Milho fecha em baixa com cautela no mercado
O vencimento de maio de 2026 fechou a R$ 67,53
O vencimento de maio de 2026 fechou a R$ 67,53 - Foto: Divulgação
O mercado brasileiro de milho encerrou a segunda-feira em ambiente de cautela, com agentes divididos entre o avanço da colheita da primeira safra e as incertezas climáticas sobre a segunda safra. As informações são da TF Agroeconômica.

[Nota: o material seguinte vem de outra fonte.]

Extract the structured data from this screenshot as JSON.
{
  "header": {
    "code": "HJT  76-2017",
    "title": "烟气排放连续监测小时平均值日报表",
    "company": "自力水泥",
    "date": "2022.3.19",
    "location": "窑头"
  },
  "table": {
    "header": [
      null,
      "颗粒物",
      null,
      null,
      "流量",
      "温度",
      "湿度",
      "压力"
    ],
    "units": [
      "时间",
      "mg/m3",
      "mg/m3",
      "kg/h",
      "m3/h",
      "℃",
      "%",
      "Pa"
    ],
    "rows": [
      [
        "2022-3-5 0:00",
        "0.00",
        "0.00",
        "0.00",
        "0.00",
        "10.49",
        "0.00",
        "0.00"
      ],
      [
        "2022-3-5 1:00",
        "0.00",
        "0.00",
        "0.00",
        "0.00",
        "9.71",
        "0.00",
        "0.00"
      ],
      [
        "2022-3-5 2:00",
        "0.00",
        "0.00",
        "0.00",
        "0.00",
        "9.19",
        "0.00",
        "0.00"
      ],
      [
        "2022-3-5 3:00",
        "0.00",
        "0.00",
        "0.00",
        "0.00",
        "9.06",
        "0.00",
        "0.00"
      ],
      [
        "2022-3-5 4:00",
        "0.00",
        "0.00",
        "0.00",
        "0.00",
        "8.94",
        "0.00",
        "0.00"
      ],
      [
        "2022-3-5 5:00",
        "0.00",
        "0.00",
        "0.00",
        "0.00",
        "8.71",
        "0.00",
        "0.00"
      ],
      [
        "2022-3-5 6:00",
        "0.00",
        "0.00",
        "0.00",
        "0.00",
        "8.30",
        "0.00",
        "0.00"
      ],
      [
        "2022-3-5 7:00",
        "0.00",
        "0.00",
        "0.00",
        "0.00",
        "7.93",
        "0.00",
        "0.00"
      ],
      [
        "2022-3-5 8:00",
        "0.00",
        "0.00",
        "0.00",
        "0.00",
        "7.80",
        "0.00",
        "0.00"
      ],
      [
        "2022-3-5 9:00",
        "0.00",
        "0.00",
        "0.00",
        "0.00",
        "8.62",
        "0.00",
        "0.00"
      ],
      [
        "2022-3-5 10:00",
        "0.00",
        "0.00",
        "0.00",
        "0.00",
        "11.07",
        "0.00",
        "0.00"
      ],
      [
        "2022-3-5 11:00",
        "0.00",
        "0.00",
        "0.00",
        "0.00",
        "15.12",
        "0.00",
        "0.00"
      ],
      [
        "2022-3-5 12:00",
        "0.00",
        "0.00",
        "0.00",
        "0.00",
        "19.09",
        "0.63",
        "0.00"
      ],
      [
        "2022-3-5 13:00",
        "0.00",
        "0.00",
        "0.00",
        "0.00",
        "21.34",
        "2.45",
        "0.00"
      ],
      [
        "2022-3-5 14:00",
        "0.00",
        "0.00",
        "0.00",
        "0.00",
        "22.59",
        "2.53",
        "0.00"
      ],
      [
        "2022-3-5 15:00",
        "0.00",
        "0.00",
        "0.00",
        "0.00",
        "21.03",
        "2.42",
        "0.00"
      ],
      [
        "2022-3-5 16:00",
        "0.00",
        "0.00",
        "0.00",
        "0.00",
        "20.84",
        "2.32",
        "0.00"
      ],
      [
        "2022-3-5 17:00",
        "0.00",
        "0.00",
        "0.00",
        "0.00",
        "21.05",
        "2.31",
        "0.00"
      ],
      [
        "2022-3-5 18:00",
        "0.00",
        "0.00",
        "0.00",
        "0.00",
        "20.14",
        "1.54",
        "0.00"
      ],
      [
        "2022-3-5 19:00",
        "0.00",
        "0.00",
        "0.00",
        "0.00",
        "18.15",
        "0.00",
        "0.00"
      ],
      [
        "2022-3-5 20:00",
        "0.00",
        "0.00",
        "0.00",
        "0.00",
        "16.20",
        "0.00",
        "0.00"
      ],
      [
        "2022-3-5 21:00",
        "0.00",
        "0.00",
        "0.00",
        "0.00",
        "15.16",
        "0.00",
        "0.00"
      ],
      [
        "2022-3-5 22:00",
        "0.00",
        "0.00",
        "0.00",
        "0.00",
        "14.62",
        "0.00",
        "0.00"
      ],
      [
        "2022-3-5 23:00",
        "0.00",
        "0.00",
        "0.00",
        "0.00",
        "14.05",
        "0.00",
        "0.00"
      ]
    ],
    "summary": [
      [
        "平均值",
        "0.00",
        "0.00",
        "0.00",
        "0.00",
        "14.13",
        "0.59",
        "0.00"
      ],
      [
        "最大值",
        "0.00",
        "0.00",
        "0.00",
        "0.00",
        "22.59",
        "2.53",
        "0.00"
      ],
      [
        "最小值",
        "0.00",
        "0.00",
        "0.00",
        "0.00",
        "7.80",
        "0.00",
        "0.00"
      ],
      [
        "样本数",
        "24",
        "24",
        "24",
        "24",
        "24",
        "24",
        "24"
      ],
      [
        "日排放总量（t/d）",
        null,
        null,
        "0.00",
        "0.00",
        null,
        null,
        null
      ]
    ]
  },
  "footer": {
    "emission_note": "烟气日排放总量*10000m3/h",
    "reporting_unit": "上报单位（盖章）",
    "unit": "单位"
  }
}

Na B3, os contratos futuros fecharam em baixa leve, refletindo avaliações distintas sobre a oferta. Enquanto parte do mercado acompanha os impactos da seca sobre a safrinha, com possibilidade de rendimento abaixo do esperado, outra parcela observa uma safra de verão maior que a calculada inicialmente. Uma consultoria estimou aumento de 4% na primeira safra, para 28,6 milhões de toneladas, sem alterar os números da segunda safra. Já outra passou a considerar possíveis quebras na safrinha, especialmente em estados como Goiás, onde as perdas podem ficar entre 10% e 15% se não houver chuvas consistentes nos próximos dias.
O vencimento de maio de 2026 fechou a R$ 67,53, queda de R$ 0,42 no dia e de R$ 1,39 na semana. Julho de 2026 ficou em R$ 69,79, alta de R$ 0,13 no dia e de R$ 0,12 na semana. Setembro de 2026 encerrou a R$ 71,23, recuo de R$ 0,39 no dia e de R$ 0,79 na semana.
Nos estados do Sul, o mercado segue com liquidez reduzida. No Rio Grande do Sul, a colheita alcança 94% da área, acima da média histórica, mas as negociações continuam pontuais, com preços entre R$ 56,00 e R$ 65,00 por saca. Em Santa Catarina, a colheita chega a 99%, praticamente encerrada, enquanto o descompasso entre pedidas próximas de R$ 75,00 e demanda ao redor de R$ 65,00 limita novos negócios.
No Paraná, as chuvas favoreceram a safrinha e aliviaram perdas em lavouras que vinham sob estresse hídrico, mas os preços ao produtor continuam pressionados. Em Mato Grosso do Sul, a maior oferta disponível derrubou cotações, apesar da melhora das lavouras com as chuvas recentes. Ainda assim, compradores seguem cautelosos e a recuperação dos preços depende de demanda mais ativa e melhor desempenho das exportações no segundo semestre.